Many technology companies and health care entities have worked alongside Vaccine Credential Initiative to agree on transparent and adaptable standards while still protecting privacy, according to the New York Times.

Despite this initiative, many companies plan to come up with “closed, proprietary systems that they hope to sell to clients,” that could access private information, the New York Times reported.

The New York Times added that the requirement to provide proof of vaccination could even “discriminate against those who can’t get the shot or refuse to, and there is lingering uncertainty about how well inoculation prevents virus transmission.”
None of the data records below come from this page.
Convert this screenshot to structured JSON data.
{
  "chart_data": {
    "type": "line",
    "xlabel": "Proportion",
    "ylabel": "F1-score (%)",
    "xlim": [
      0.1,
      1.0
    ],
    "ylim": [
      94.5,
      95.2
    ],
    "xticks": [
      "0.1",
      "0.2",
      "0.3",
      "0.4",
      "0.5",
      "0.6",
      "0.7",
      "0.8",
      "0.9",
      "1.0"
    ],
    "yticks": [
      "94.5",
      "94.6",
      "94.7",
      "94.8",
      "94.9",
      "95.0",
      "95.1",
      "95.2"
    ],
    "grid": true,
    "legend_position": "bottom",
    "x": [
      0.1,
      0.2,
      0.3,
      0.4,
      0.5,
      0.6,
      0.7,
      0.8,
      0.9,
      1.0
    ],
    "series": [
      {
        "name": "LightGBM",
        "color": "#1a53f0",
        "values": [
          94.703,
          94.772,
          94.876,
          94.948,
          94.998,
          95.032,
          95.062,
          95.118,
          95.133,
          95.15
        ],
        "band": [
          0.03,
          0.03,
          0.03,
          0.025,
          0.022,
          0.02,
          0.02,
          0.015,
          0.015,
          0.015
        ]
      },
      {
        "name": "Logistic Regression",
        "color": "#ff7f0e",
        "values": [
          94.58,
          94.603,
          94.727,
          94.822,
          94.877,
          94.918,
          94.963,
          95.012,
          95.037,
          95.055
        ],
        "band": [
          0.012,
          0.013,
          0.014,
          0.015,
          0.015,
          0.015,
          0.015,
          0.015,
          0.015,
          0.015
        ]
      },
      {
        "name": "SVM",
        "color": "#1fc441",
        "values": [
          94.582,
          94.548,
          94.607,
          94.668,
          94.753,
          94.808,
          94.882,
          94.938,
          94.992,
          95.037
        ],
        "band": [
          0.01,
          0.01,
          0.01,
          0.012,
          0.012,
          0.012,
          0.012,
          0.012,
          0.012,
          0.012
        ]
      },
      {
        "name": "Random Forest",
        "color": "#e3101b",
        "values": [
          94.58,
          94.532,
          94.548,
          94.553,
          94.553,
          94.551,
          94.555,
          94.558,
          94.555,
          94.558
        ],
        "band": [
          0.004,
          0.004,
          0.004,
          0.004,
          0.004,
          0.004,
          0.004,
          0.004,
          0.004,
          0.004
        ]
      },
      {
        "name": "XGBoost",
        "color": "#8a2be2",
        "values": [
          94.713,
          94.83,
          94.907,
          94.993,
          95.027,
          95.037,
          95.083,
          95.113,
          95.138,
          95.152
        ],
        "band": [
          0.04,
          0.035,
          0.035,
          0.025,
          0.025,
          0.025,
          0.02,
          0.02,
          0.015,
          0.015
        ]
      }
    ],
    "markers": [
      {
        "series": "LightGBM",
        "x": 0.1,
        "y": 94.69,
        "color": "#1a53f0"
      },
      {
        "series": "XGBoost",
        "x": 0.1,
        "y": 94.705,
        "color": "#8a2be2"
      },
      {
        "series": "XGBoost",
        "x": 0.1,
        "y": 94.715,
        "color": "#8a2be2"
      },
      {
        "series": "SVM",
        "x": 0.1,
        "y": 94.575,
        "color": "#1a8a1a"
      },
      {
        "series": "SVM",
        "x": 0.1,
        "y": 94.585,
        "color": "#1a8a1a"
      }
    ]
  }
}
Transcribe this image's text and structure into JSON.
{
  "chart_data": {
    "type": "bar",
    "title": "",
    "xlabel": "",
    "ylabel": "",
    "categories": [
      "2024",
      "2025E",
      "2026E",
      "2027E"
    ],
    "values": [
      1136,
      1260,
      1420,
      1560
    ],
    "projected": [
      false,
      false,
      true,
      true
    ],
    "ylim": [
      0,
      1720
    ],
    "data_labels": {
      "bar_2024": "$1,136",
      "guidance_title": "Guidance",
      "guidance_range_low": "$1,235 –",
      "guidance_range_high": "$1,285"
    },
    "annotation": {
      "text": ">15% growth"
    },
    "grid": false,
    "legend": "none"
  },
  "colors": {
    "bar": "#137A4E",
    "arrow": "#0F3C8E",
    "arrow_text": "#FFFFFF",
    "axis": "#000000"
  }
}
Although discrimination is a concern, the Biden administration recently announced that “vaccine passports’ are not a requirement for Americans, according to Forbes.

Furthermore, a spokesperson for the Biden administration stated that “there will be no federal vaccinations database and no federal mandate requiring everyone to obtain a vaccination credential.”

Even though the federal government will not require these credentials, it is unclear whether certain businesses or even state governments will still require passports.

Biden’s chief medical adviser, Dr. Anthony Fauci, during his appearance on the Politico Dispatch podcast, said, “I’m not saying that they should or that they would, but I’m saying you could foresee how an independent entity might say, ‘Well, we can’t be dealing with you unless we know you’re vaccinated,’ but it’s not going to be mandated from the federal government.”